Но мы слышим здесь лишь вопрошание и недоумение Шестова, ибо собственные его «неистовые речи» немы. Но они в самом вопросе: или Единое эллинского симпозиона, утешающая Трансценденция человеческих религий, или Бог, способный вернуть детей Иову и бывшее сделать небывшим. Либо Афины с их этикой, логикой и наукой, либо Иерусалим с некой безымянной верой и воплями? Так спрашивает видимая – «скованная» – философия Шестова. Скованная именно тем, что так беспощадно и проницательно выслеживает и разоблачает в других: необходимостью логически рассуждать там, где следовало бы ей взывать и неистовствовать. Он окован своей философией точно так, как Парменид, по словам Аристотеля, был окован принуждающей его истиной.
Мне вспоминается здесь о. Павел Флоренский: «Если чужая душа потемки, пишет он в очерке
Тайна – это скованность шестовской мысли, его замолченная проповедь о свободе Божьей. Откуда у него – спросим еще раз, – эта прикровенность, напряженность, двойственность всех вопросов, всех шестовских прорывов к «значительнейшему», за которым – Бог, а «Бог – значит – все возможно»? Да, возможно все, кроме возможности говорить разумно. Но откуда эта неутомимость и страстность, эта «заведенность» в разоблачении разума и этики вместо того, чтобы открыто и взаправду искать Бога, который выше этики, выше добра – к чему призывал Шестов в одной из ранних книг?[87]
Как будто разрушая стены своей темницы, вкладывая в это дело каждый раз столько труда, сноровки, мастерства, упорства, иронии, воли и, наконец, попираемого им философского разума, он, проделав брешь, не выходит на свободу, столь превозносимую издали, а возвращается назад, чтобы пробиваться снова в другом месте.
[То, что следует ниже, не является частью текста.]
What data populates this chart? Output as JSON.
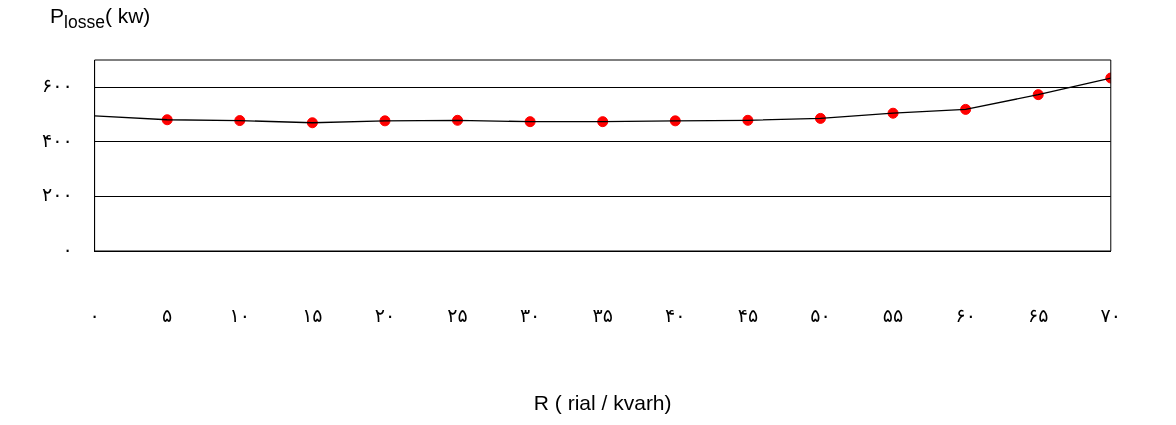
{
  "chart_data": {
    "type": "line",
    "xlabel": "R ( rial / kvarh)",
    "ylabel": "P$_{losse}$( kw)",
    "xlim": [
      0,
      70
    ],
    "xticks": [
      {
        "value": 0,
        "label": "۰"
      },
      {
        "value": 5,
        "label": "۵"
      },
      {
        "value": 10,
        "label": "۱۰"
      },
      {
        "value": 15,
        "label": "۱۵"
      },
      {
        "value": 20,
        "label": "۲۰"
      },
      {
        "value": 25,
        "label": "۲۵"
      },
      {
        "value": 30,
        "label": "۳۰"
      },
      {
        "value": 35,
        "label": "۳۵"
      },
      {
        "value": 40,
        "label": "۴۰"
      },
      {
        "value": 45,
        "label": "۴۵"
      },
      {
        "value": 50,
        "label": "۵۰"
      },
      {
        "value": 55,
        "label": "۵۵"
      },
      {
        "value": 60,
        "label": "۶۰"
      },
      {
        "value": 65,
        "label": "۶۵"
      },
      {
        "value": 70,
        "label": "۷۰"
      }
    ],
    "ylim": [
      0,
      700
    ],
    "yticks": [
      {
        "value": 0,
        "label": "۰"
      },
      {
        "value": 200,
        "label": "۲۰۰"
      },
      {
        "value": 400,
        "label": "۴۰۰"
      },
      {
        "value": 600,
        "label": "۶۰۰"
      }
    ],
    "grid": "y",
    "legend": false,
    "series": [
      {
        "type": "line",
        "color": "#000000",
        "marker": "none",
        "x": [
          0,
          5,
          10,
          15,
          20,
          25,
          30,
          35,
          40,
          45,
          50,
          55,
          60,
          65,
          70
        ],
        "values": [
          495,
          481,
          478,
          470,
          477,
          479,
          474,
          474,
          477,
          479,
          486,
          505,
          519,
          573,
          634
        ]
      },
      {
        "type": "scatter",
        "color": "#ff0000",
        "marker": "circle",
        "x": [
          5,
          10,
          15,
          20,
          25,
          30,
          35,
          40,
          45,
          50,
          55,
          60,
          65,
          70
        ],
        "values": [
          481,
          478,
          470,
          477,
          479,
          474,
          474,
          477,
          479,
          486,
          505,
          519,
          573,
          634
        ]
      }
    ]
  }
}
Как будто главная нерешенность именно там и начинается, где гаснет разум и пробивается свет, где все человеческое теряет опору, и произвол Бога вступает в свои права. Замечает ли Шестов, что освободив Бога от человеческого познания и представлений о нравственности, сделав само существование Его недоступным и нерешенным, он как бы «с другого конца» повторяет столь отталкивающую его мысль Спинозы: воля и разум Бога имеют столько же общего с волей и разумом человека, сколько общего имеет Созвездие Пса с псом, лающим животным? Бердяев, проспоривший с ним всю жизнь, в уже цитированной здесь рецензии на шестовскую книгу о Киркегоре сказал, быть может, самые безжалостные слова об авторе:
«Мысль Шестова носит особенно трагический характер, потому что Бог, для которого все возможно, который выше всякой необходимости и всех общеобязательных истин, остается условной гипотезой, Бог постулируется для спасения от власти разума и морали, подобно тому, как Кантом Он постулировался для спасения морали»[88].
Чем могло бы ответить на эти слова исповедание Шестова? На территории аргументов он уязвим, как был бы уязвим и Иов, если бы стал перекладывать вопль в философию. Бог для него – самое важное, неописуемая свобода – лишь «условная гипотеза». Но приговоренный умозрением, он должен был завопить еще неистовей: Можно ли назвать Бога «постулатом»? Бог владеет всеми человеческими постулатами, Бог Живой, как бы Он ни был явлен, как бы Он ни был назван, обитает в душах людей и стоит у истока той «великой борьбы», что всегда идет за Него. И этот вопль как подавленное славословие также звучит в философии Шестова.
Вопль и умозрение оспаривают и побеждают друг друга. Да и вправе ли мы назвать спором это яростное противоборство ради «значительнейшего» (псевдонима Бога), где обе стороны изнемогают? Мы видим ясный знак смертельного изнеможения: философия валится наземь. Она зачеркивает саму себя.